O abuso não escolhe classe social, região ou condição financeira. Então, a suspeita de que uma criança possa estar sendo sexualmente abusada deve sempre ser investigada cuidadosamente, pois isto certamente vai afetar em muito a vida da criança e da família como um todo.

As sequelas deixadas pelos abusadores são: graves problemas sociais e psiquiátricos, problemas de comportamento, como agressão ou comportamento indevidamente sexualizados durante a infância, abuso de substâncias, disfunção sexual na idade adulta, depressão, tendências suicidas, medo, etc.

 Ao desconfiar que a criança está sendo abusada, deve-se imediatamente conversar com essa criança. Validar seus sentimentos, faze-la sentir-se segura para contar o que está acontecendo. Em caso de dúvida quanto ao procedimento com a criança leve-a imediatamente à um psicólogo infantil.

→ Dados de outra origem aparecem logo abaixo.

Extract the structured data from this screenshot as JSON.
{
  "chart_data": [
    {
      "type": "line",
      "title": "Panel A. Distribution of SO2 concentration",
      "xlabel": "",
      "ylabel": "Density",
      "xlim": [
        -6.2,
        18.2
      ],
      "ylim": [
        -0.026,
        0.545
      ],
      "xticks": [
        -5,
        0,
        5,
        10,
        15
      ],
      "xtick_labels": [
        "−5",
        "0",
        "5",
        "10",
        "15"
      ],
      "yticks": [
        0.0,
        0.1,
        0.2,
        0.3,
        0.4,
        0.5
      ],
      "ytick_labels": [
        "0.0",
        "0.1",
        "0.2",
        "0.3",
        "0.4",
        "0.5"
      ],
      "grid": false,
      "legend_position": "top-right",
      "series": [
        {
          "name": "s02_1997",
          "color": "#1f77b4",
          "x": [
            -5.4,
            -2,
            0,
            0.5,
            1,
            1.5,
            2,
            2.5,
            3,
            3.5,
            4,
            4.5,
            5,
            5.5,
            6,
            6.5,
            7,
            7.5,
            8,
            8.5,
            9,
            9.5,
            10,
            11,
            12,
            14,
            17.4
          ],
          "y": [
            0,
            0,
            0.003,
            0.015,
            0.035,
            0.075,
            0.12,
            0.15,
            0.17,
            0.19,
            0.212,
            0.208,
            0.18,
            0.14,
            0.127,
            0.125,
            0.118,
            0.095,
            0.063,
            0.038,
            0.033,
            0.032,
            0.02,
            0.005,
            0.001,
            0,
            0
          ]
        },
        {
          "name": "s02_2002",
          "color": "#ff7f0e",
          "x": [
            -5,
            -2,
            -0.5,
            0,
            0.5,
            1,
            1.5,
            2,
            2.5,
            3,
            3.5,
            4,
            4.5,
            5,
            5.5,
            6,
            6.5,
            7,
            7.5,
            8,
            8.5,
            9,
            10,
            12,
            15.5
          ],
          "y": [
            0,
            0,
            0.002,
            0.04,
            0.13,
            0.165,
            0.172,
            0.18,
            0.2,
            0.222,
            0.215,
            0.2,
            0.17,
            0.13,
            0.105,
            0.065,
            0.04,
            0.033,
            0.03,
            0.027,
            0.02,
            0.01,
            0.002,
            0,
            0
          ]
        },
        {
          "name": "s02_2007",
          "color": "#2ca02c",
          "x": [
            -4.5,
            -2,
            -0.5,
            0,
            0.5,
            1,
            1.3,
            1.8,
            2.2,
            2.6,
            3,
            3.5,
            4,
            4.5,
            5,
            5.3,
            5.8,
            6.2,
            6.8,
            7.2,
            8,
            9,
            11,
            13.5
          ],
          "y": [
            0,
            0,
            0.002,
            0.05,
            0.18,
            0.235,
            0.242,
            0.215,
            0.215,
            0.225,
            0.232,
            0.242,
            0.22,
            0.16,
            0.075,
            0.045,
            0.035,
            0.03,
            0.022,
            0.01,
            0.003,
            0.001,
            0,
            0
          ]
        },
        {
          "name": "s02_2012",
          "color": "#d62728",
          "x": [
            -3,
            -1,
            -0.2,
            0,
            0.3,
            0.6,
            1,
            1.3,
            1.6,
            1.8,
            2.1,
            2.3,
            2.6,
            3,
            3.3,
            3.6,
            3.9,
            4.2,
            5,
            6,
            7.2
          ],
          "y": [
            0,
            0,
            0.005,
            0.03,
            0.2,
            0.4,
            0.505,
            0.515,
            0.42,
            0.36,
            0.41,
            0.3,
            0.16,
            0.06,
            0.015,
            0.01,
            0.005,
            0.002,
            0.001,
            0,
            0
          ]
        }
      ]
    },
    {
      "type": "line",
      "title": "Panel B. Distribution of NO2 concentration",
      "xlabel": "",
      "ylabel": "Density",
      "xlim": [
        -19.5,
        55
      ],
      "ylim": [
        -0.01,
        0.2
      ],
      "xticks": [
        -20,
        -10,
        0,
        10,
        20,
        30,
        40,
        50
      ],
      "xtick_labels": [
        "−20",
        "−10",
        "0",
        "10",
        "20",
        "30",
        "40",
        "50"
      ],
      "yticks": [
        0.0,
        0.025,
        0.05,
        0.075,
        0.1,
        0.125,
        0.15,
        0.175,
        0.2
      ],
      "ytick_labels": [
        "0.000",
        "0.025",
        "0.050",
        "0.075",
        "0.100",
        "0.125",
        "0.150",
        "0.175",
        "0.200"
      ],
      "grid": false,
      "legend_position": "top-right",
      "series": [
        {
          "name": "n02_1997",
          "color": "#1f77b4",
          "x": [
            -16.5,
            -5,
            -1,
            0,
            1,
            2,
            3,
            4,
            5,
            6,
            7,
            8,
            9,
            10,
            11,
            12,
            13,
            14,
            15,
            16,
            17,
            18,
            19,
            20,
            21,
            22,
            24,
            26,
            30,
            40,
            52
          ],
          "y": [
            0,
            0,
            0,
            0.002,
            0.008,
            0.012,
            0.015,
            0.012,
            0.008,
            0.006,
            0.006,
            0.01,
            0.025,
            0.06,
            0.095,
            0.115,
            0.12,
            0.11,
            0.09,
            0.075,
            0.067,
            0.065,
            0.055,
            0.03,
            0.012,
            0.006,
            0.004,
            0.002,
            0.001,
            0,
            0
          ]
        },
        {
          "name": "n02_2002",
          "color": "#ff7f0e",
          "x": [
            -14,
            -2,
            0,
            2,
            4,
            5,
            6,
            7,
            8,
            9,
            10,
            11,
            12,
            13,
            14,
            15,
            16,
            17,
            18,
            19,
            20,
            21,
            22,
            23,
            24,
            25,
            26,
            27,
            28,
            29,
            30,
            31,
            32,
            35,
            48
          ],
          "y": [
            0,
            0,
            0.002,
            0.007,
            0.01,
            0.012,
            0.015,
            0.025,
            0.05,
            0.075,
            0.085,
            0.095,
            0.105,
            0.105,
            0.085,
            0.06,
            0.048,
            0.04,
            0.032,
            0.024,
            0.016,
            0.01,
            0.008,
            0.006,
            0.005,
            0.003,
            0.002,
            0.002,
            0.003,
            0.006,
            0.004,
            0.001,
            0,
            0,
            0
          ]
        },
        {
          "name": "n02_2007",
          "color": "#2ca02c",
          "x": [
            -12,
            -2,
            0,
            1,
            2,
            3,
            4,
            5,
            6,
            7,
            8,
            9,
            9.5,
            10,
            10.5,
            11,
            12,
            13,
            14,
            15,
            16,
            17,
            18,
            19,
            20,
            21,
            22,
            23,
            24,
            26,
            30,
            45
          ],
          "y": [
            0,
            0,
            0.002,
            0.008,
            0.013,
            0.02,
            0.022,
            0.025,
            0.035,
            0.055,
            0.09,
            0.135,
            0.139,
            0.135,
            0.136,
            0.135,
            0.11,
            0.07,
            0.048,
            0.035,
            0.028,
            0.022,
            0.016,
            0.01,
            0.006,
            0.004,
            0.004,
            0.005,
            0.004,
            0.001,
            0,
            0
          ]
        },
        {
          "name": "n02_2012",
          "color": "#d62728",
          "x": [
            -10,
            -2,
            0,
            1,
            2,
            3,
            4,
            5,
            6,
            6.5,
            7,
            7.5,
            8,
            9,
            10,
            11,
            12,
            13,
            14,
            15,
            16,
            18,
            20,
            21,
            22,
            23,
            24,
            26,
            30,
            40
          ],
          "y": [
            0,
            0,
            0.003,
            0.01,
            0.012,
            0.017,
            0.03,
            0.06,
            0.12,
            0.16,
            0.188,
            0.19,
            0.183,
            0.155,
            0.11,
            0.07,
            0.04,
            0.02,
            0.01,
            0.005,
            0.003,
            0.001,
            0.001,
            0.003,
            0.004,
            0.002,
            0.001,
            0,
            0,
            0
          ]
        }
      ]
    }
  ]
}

 Ainda existem casos de mulheres abusadoras, mas normalmente o abuso perpetrado por uma mulher é o abuso físico (bater, espancar a criança), e não sexual.

 No art. 13 do Estatuto da Criança e do Adolescente diz que: “os casos de suspeita ou confirmação de castigo físico, de tratamento cruel ou degradante e de maus-tratos contra criança ou adolescente serão obrigatoriamente comunicados ao Conselho Tutelar da respectiva localidade, sem prejuízo de outras providências legais”.

Drª Michele Rocha que é presidente da Comissão Infância, Juventude e Idoso e membro da Comissão de Direitos Humanos e Assuntos Penitenciários de Lavras enfatiza que: “a cada 15 segundos uma criança é abusada no Brasil e quando se denuncia é uma criança a menos que sofre. Vale ressaltar que a omissão também é crime. Não seja cúmplice, disque 100 e salve vidas!”